Methods: Between 2000 and 2004, we recruited 153 ALS patients aged 18-81 years with disease duration of 3 years within the study period in accordance with El Escorial World Federation of Neurology criteria. Three hundred and six gender- and age-matched controls were randomly selected from the general population. Information on dietary factors was collected using a validated self-administered diet history questionnaire.
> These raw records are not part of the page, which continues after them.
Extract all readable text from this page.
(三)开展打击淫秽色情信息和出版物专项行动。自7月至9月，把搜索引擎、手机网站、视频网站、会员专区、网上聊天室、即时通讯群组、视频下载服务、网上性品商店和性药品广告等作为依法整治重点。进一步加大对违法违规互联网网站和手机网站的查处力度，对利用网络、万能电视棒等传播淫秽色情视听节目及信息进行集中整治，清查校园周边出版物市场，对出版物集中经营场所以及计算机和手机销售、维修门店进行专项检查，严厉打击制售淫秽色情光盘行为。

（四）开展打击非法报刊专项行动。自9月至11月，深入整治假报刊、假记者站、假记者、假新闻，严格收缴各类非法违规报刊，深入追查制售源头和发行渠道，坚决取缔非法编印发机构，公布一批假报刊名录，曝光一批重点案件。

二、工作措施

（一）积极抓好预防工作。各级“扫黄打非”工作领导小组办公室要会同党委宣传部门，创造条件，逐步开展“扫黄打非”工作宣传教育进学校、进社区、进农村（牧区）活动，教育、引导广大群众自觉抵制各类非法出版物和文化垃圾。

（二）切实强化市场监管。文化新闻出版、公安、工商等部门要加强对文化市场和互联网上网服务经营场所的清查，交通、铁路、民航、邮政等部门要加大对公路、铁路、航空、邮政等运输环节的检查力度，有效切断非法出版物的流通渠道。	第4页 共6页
Results: A higher consumption of all fruits and vegetables and fruit alone in the highest quartiles was associated with a statistically significantly reduced risk of ALS. Although not statistically significant, a beneficial association between intake of all vegetables, green and yellow vegetables and other vegetables and ALS was found. No statistically significant dose-response relationship was observed between intake of beta-carotene, vitamin C and vitamin E and the risk of ALS.
Conclusion: Our findings suggest that higher intake of food rich in antioxidants such as fruit and vegetables confer protection against the development of ALS.